Dalam banyak cerita disebutkan bagaimana Sunan Bonang dan Sunan Kalijaga melintasi lautan dengan menumpangi seekor ikan besar yang menjadi sahabat setia mereka. Disebutkan bahwa dalam suatu perjalanan, Sunan Bonang dan Sunan Kalijaga singgah di beberapa tempat di pulau Lombok sehingga riwayat dua wali yang mengarungi lautan dengan menumpangi seekor ikan besar sangat terkenal di kalangan masyarakat Lombok.

Guru Sunan Kalijaga


Raden Syahid mengembara mencari ilmu kesejatian hidup.
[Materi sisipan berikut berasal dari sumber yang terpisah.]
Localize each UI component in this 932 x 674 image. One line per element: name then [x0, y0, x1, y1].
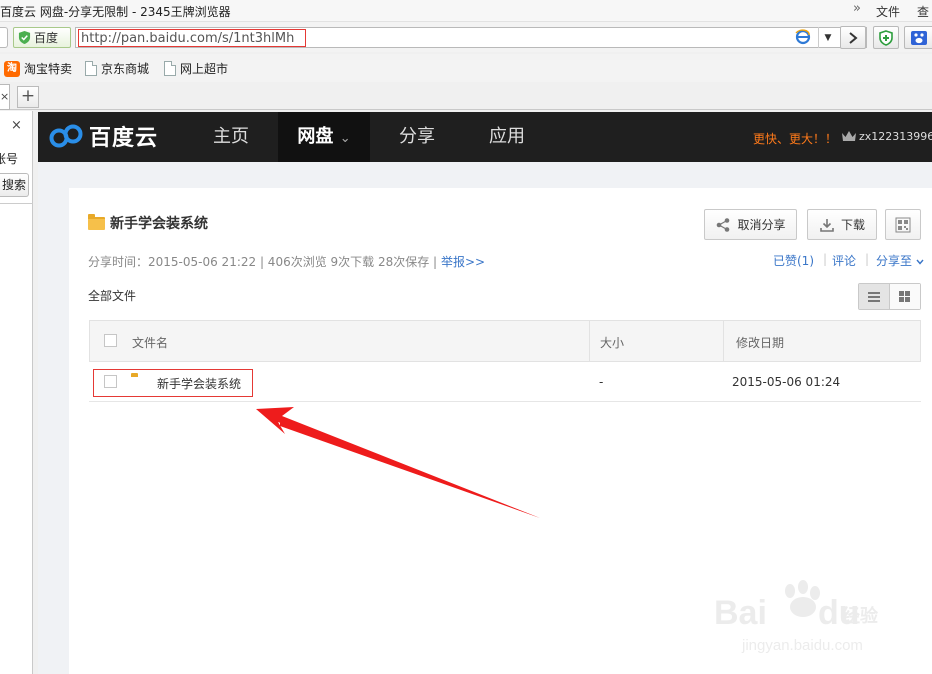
- favorite-taobao[interactable]: 淘 淘宝特卖: [4, 60, 72, 77]
- back-button[interactable]: [0, 27, 8, 48]
- side-panel-account: 账号: [0, 152, 19, 166]
- chevron-down-icon: [916, 259, 924, 265]
- annotation-highlight-box: [93, 369, 253, 397]
- share-icon: [717, 217, 730, 232]
- baidu-paw-button[interactable]: [904, 26, 932, 49]
- baiduyun-logo-text: 百度云: [89, 126, 159, 151]
- nav-app[interactable]: 应用: [462, 112, 552, 162]
- new-tab-button[interactable]: +: [17, 86, 39, 108]
- divider: |: [865, 252, 870, 266]
- nav-disk[interactable]: 网盘 ⌄: [278, 112, 370, 162]
- column-header-size[interactable]: 大小: [600, 334, 624, 351]
- share-meta: 分享时间：2015-05-06 21:22 | 406次浏览 9次下载 28次保…: [88, 253, 485, 270]
- security-button[interactable]: [873, 26, 899, 49]
- crown-icon: [842, 131, 856, 141]
- column-divider: [589, 321, 590, 361]
- share-to-dropdown[interactable]: 分享至: [876, 252, 924, 269]
- folder-icon: [88, 213, 105, 230]
- column-header-date[interactable]: 修改日期: [736, 334, 784, 351]
- grid-view-button[interactable]: [889, 284, 920, 309]
- favorite-label: 网上超市: [180, 62, 229, 76]
- column-header-name[interactable]: 文件名: [132, 334, 168, 351]
- view-toggle: [858, 283, 921, 310]
- comment-link[interactable]: 评论: [832, 252, 856, 269]
- watermark-url: jingyan.baidu.com: [741, 637, 863, 654]
- report-link[interactable]: 举报>>: [441, 255, 485, 269]
- security-shield-icon: [879, 29, 893, 46]
- go-button[interactable]: [840, 26, 866, 49]
- search-engine-label: 百度: [34, 31, 59, 45]
- nav-home[interactable]: 主页: [186, 112, 276, 162]
- nav-disk-label: 网盘: [297, 126, 334, 147]
- share-title-text: 新手学会装系统: [110, 216, 208, 232]
- menu-file[interactable]: 文件: [876, 3, 900, 20]
- search-engine-button[interactable]: 百度: [13, 27, 71, 48]
- download-button[interactable]: 下载: [807, 209, 877, 240]
- favorite-label: 京东商城: [101, 62, 150, 76]
- favorite-label: 淘宝特卖: [24, 62, 73, 76]
- qrcode-icon: [895, 217, 911, 232]
- file-size: -: [599, 375, 604, 389]
- address-dropdown-icon[interactable]: ▼: [818, 27, 837, 48]
- tab-bar: [0, 83, 932, 110]
- column-divider: [723, 321, 724, 361]
- qrcode-button[interactable]: [885, 209, 921, 240]
- like-link[interactable]: 已赞(1): [773, 252, 814, 269]
- share-title: 新手学会装系统: [88, 213, 208, 233]
- annotation-arrow: [256, 407, 540, 518]
- window-title: 百度云 网盘-分享无限制 - 2345王牌浏览器: [0, 5, 231, 19]
- username[interactable]: zx1223139968: [859, 130, 932, 143]
- file-date: 2015-05-06 01:24: [732, 375, 841, 389]
- list-view-button[interactable]: [859, 284, 890, 309]
- share-meta-text: 分享时间：2015-05-06 21:22 | 406次浏览 9次下载 28次保…: [88, 255, 438, 269]
- page-icon: [85, 61, 97, 76]
- baidu-jingyan-watermark: Bai du 经验 jingyan.baidu.com: [714, 580, 879, 654]
- divider: |: [823, 252, 828, 266]
- address-bar: [75, 27, 867, 48]
- watermark-cn: 经验: [842, 605, 879, 627]
- breadcrumb[interactable]: 全部文件: [88, 287, 136, 304]
- address-input[interactable]: [78, 29, 306, 47]
- share-to-label: 分享至: [876, 254, 913, 268]
- watermark-brand: Bai: [714, 594, 767, 632]
- chevron-down-icon: ⌄: [339, 131, 351, 146]
- chevron-right-icon: [849, 31, 858, 44]
- grid-view-icon: [899, 291, 911, 302]
- select-all-checkbox[interactable]: [104, 334, 117, 347]
- promo-link[interactable]: 更快、更大！！: [753, 130, 837, 147]
- ie-compat-icon[interactable]: [795, 29, 811, 45]
- shield-check-icon: [18, 31, 31, 44]
- paw-icon: [911, 30, 927, 45]
- file-table-header: [89, 320, 921, 362]
- nav-share[interactable]: 分享: [372, 112, 462, 162]
- favorite-market[interactable]: 网上超市: [164, 60, 228, 77]
- overflow-chevron-icon[interactable]: »: [853, 1, 861, 16]
- side-panel-close-icon[interactable]: ×: [11, 118, 22, 133]
- favorite-jd[interactable]: 京东商城: [85, 60, 149, 77]
- list-view-icon: [867, 291, 880, 302]
- watermark-paw-icon: [785, 580, 820, 617]
- download-icon: [820, 218, 834, 232]
- taobao-icon: 淘: [4, 60, 20, 77]
- side-panel-divider: [0, 203, 33, 204]
- cloud-logo-icon: [49, 124, 83, 148]
- baiduyun-logo[interactable]: 百度云: [48, 120, 158, 152]
- side-panel-search-button[interactable]: 搜索: [0, 173, 29, 197]
- cancel-share-label: 取消分享: [737, 218, 786, 232]
- download-label: 下载: [840, 218, 865, 232]
- page-icon: [164, 61, 176, 76]
- tab-close-icon[interactable]: ×: [0, 84, 10, 110]
- cancel-share-button[interactable]: 取消分享: [704, 209, 797, 240]
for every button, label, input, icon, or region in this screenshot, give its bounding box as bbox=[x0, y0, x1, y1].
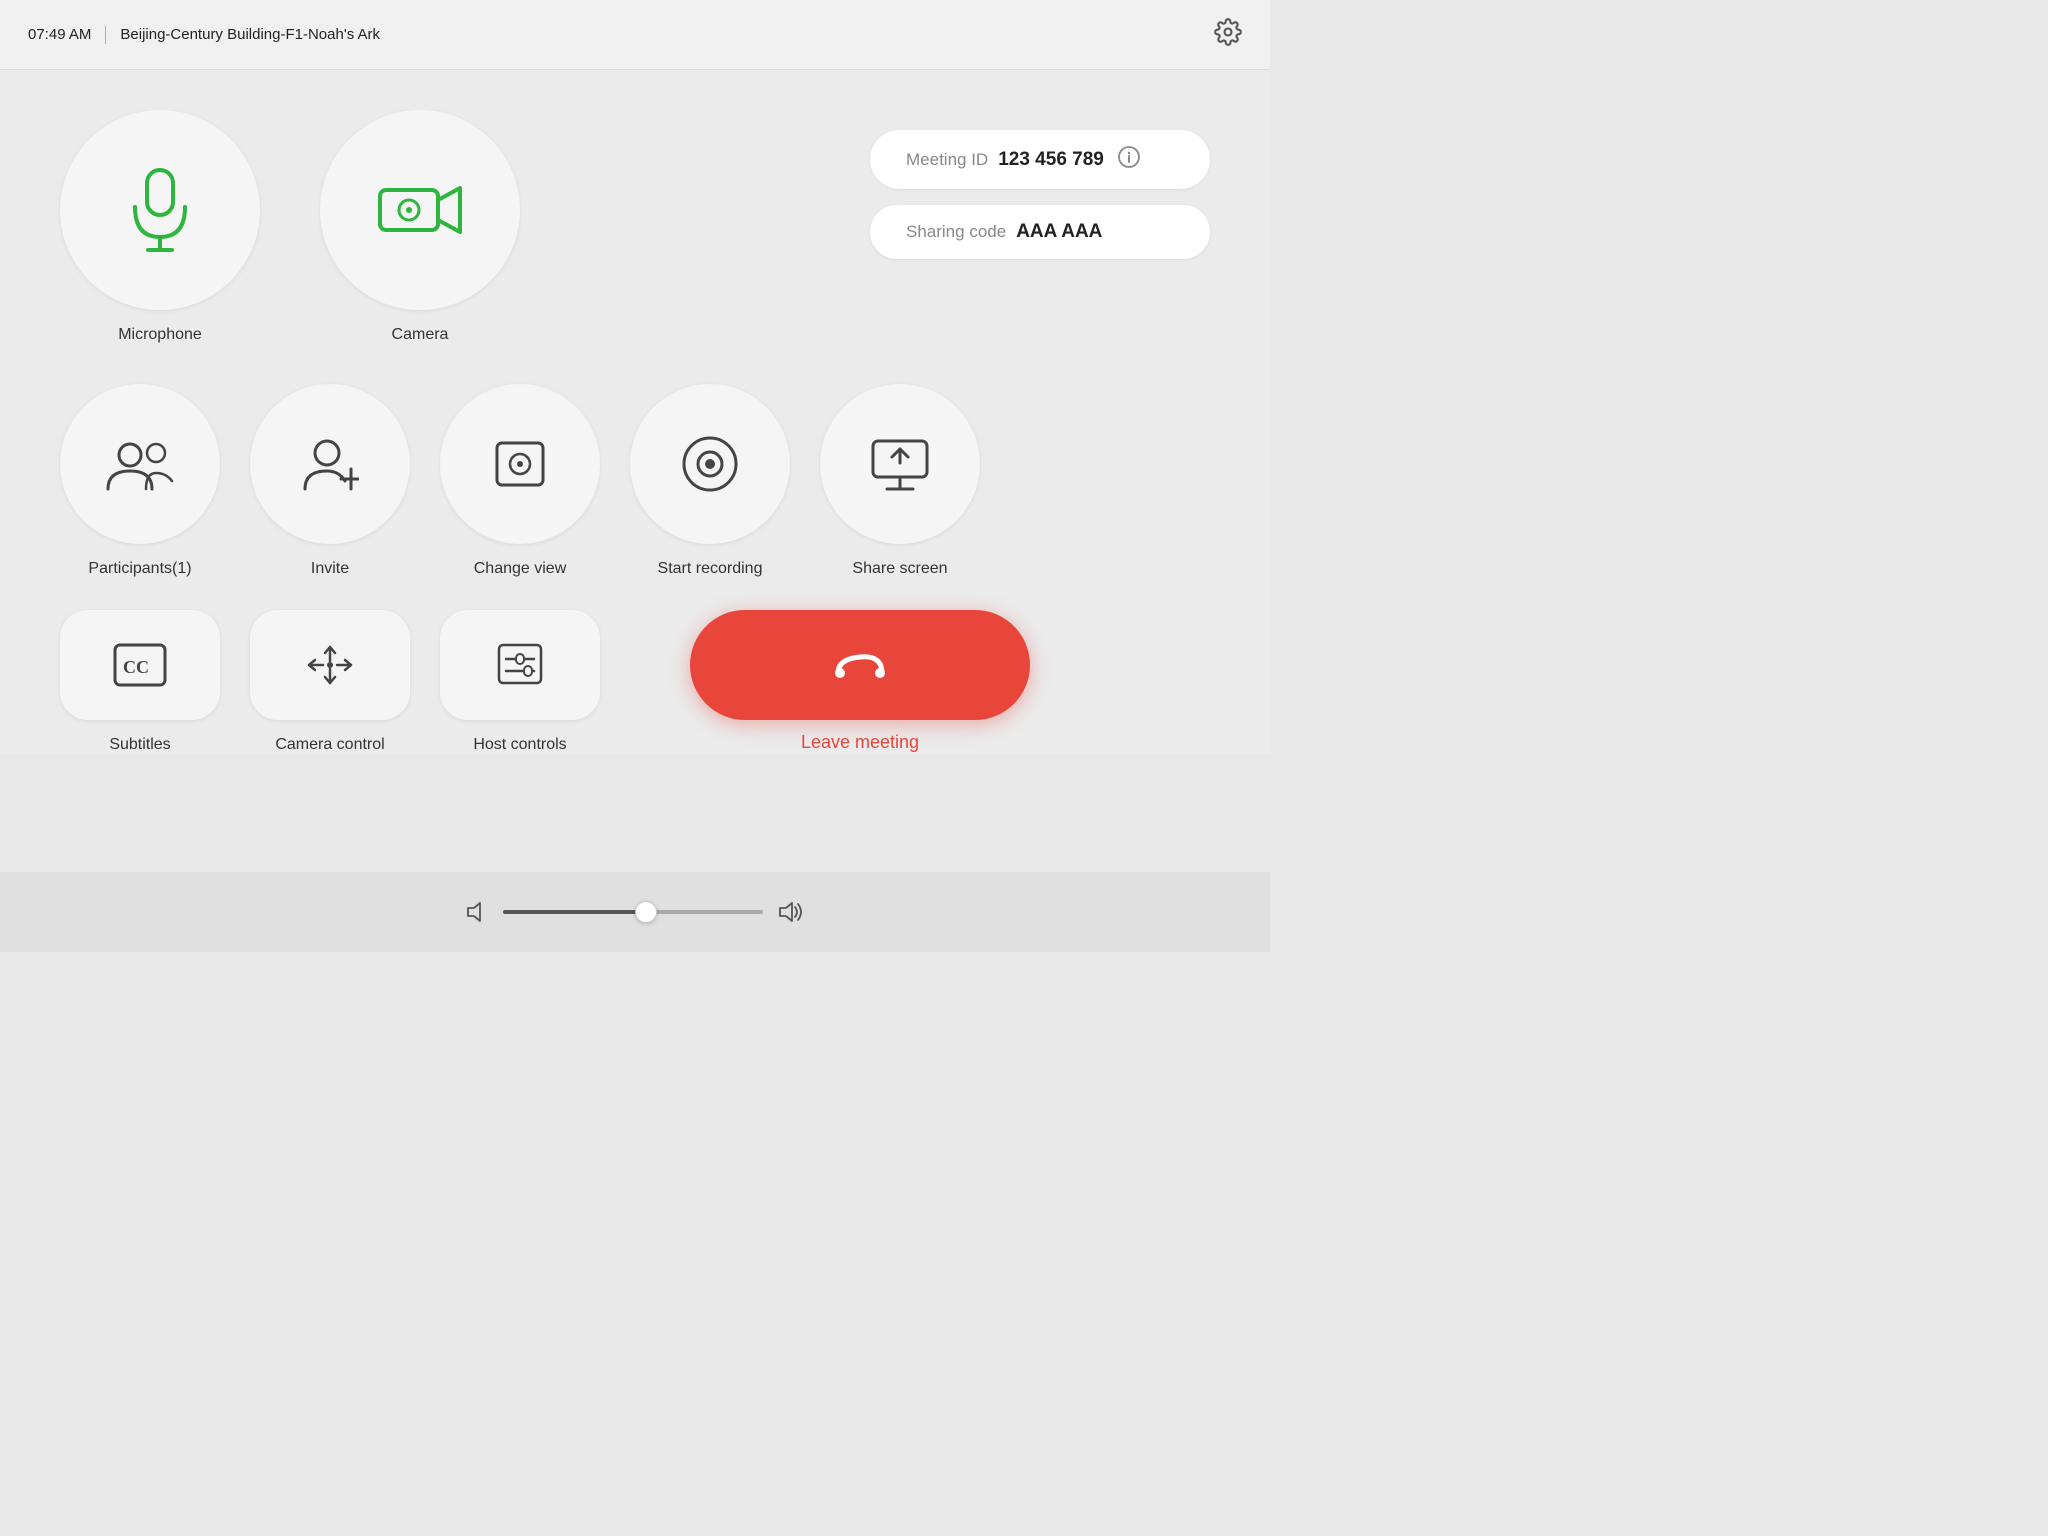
microphone-button[interactable]: Microphone bbox=[60, 110, 260, 344]
header: 07:49 AM Beijing-Century Building-F1-Noa… bbox=[0, 0, 1270, 70]
subtitles-box: CC bbox=[60, 610, 220, 720]
participants-circle bbox=[60, 384, 220, 544]
leave-meeting-button[interactable] bbox=[690, 610, 1030, 720]
header-left: 07:49 AM Beijing-Century Building-F1-Noa… bbox=[28, 26, 380, 44]
volume-low-icon bbox=[465, 900, 489, 924]
share-screen-button[interactable]: Share screen bbox=[820, 384, 980, 578]
main-content: Microphone Camera Meeting ID 1 bbox=[0, 70, 1270, 754]
camera-control-button[interactable]: Camera control bbox=[250, 610, 410, 754]
header-divider bbox=[105, 26, 106, 44]
host-controls-button[interactable]: Host controls bbox=[440, 610, 600, 754]
volume-slider-track[interactable] bbox=[503, 910, 763, 914]
leave-meeting-label: Leave meeting bbox=[801, 732, 919, 753]
camera-control-box bbox=[250, 610, 410, 720]
participants-button[interactable]: Participants(1) bbox=[60, 384, 220, 578]
microphone-label: Microphone bbox=[118, 326, 202, 344]
host-controls-label: Host controls bbox=[473, 736, 566, 754]
share-screen-label: Share screen bbox=[852, 560, 947, 578]
svg-text:CC: CC bbox=[123, 657, 149, 677]
microphone-circle bbox=[60, 110, 260, 310]
camera-circle bbox=[320, 110, 520, 310]
camera-control-label: Camera control bbox=[275, 736, 384, 754]
time-display: 07:49 AM bbox=[28, 26, 91, 43]
invite-circle bbox=[250, 384, 410, 544]
room-name: Beijing-Century Building-F1-Noah's Ark bbox=[120, 26, 380, 43]
bottom-row: CC Subtitles bbox=[60, 610, 1210, 754]
settings-icon[interactable] bbox=[1214, 18, 1242, 51]
volume-high-icon bbox=[777, 900, 805, 924]
camera-label: Camera bbox=[392, 326, 449, 344]
top-row: Microphone Camera Meeting ID 1 bbox=[60, 110, 1210, 344]
invite-button[interactable]: Invite bbox=[250, 384, 410, 578]
volume-slider-thumb[interactable] bbox=[635, 901, 657, 923]
mid-row: Participants(1) Invite bbox=[60, 384, 1210, 578]
share-screen-circle bbox=[820, 384, 980, 544]
sharing-code-card[interactable]: Sharing code AAA AAA bbox=[870, 205, 1210, 259]
start-recording-button[interactable]: Start recording bbox=[630, 384, 790, 578]
camera-button[interactable]: Camera bbox=[320, 110, 520, 344]
start-recording-circle bbox=[630, 384, 790, 544]
change-view-button[interactable]: Change view bbox=[440, 384, 600, 578]
host-controls-box bbox=[440, 610, 600, 720]
start-recording-label: Start recording bbox=[658, 560, 763, 578]
change-view-circle bbox=[440, 384, 600, 544]
meeting-id-card[interactable]: Meeting ID 123 456 789 bbox=[870, 130, 1210, 189]
leave-meeting-wrap: Leave meeting bbox=[690, 610, 1030, 753]
change-view-label: Change view bbox=[474, 560, 567, 578]
meeting-id-label: Meeting ID bbox=[906, 150, 988, 170]
subtitles-button[interactable]: CC Subtitles bbox=[60, 610, 220, 754]
volume-control[interactable] bbox=[465, 900, 805, 924]
sharing-code-label: Sharing code bbox=[906, 222, 1006, 242]
meeting-id-value: 123 456 789 bbox=[998, 149, 1104, 171]
meeting-info: Meeting ID 123 456 789 Sharing code AAA … bbox=[870, 130, 1210, 259]
sharing-code-value: AAA AAA bbox=[1016, 221, 1102, 243]
participants-label: Participants(1) bbox=[88, 560, 191, 578]
subtitles-label: Subtitles bbox=[109, 736, 170, 754]
invite-label: Invite bbox=[311, 560, 349, 578]
bottom-bar bbox=[0, 872, 1270, 952]
info-icon bbox=[1118, 146, 1140, 173]
volume-slider-fill bbox=[503, 910, 646, 914]
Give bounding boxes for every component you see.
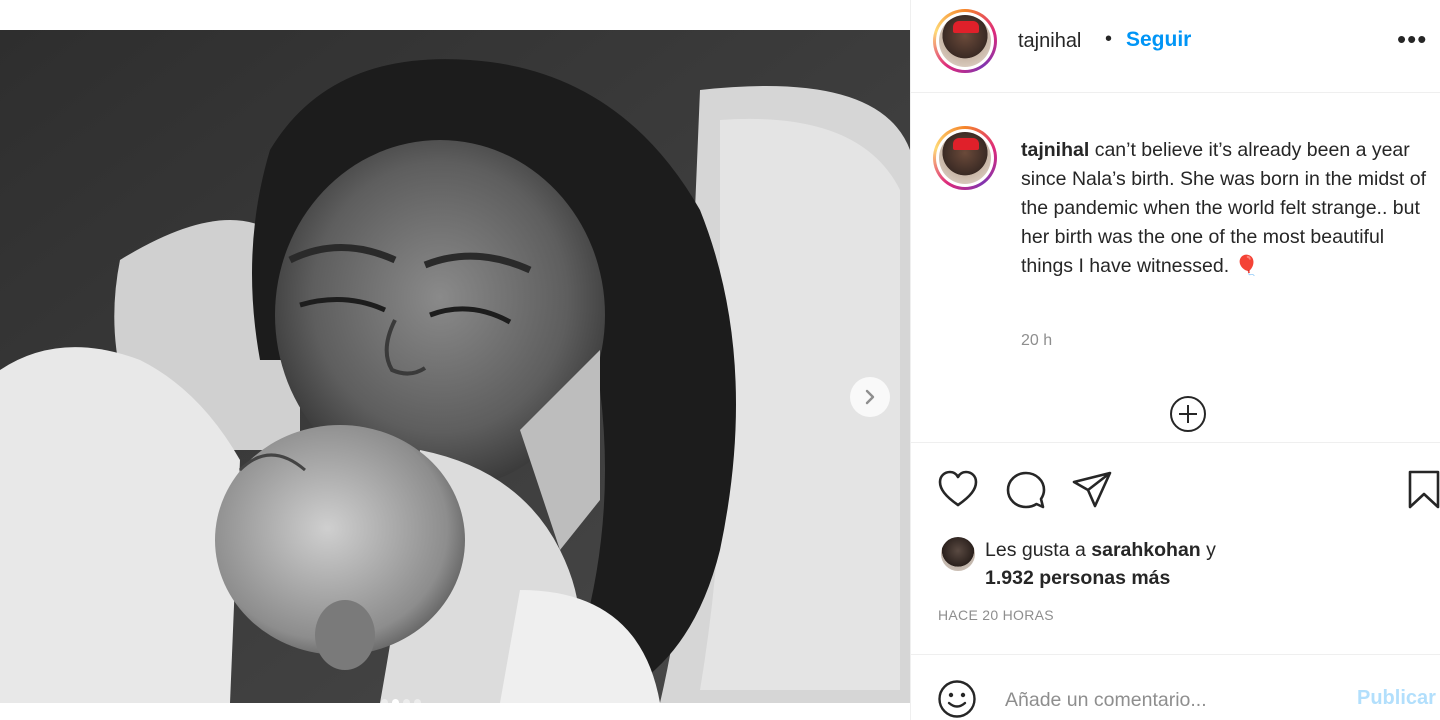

Ia mencari seorang ulama bernama Sayyid Hasan Ali al Husaini, pengasuh pesantren Krendhasawa Lemah Abang Cirebon.

Raden Syahid mantab belajar kepada Syekh Siti Jenar saat berusia 19 tahun. Dia mengaku bernama Malayakusuma berasal dari Majapahit, tepatnya lahir di Tuban.

Sebelumnya, Syekh Siti Jenar mendapatkan wangsit didatangi Syekh Maulana Magribi. Paginya usai solat dhuha, Syekh Siti Jenar ternyata kedatangan pemuda berusia 19 tahun bernama Malayakusuma.

Raden Syahid atau Malayakusuma terhitung putra tiri Syekh Maulana Magribi, karena ibunda Raden Syahid menikah terlebih dahulu dengan Syekh Maulana Maghribi sebelum menikah dengan ayah Raden Syahid, Adipati Tuban.

Sebelum kedatangan Malayakusuma, Syekh Lemah Abang ditemui Syekh Maulana Magribi dalam dunia gaib. Sebelum diterima sebagai santri di Krendasawa, Malayakusuma dicecar dengan banyak sekali pertanyaan.

Setelah dianggap lolos, Malayakusuma akhirnya diterima sebagai santri Krendhasawa. Bahkan, Raden Syahid ini sempat mengiringi gurunya, Syekh Siti Jenar sewaktu diundang Sunan Ampel untuk menjadi anggota Majelis Walisongo.

Kelak, murid Syekh Siti Jenar bernama Malayakusuma ini juga menjadi anggota Walisongo yang sangat terkenal, Kanjeng Sunan Kalijaga. Namanya tersohor sebagai wali besar, waliyullahnya Tanah Jawa dan Nusantara.

Namun, kisah sang guru, Syekh Siti Jenar justru sangat tragis. Ia ditangkap dan diadili karena ajarannya dinilai tidak sesuai dengan syariat Islam pada umumnya.


Para wali sebetulnya tidak menyalahkan ajaran Syekh Lemah Abang, waliyullah dari negeri Persia ini. Hanya saja, ajaran "Manunggaling Kawulo lan Gusti" dianggap tidak tepat diajarkan kepada publik atau orang awam.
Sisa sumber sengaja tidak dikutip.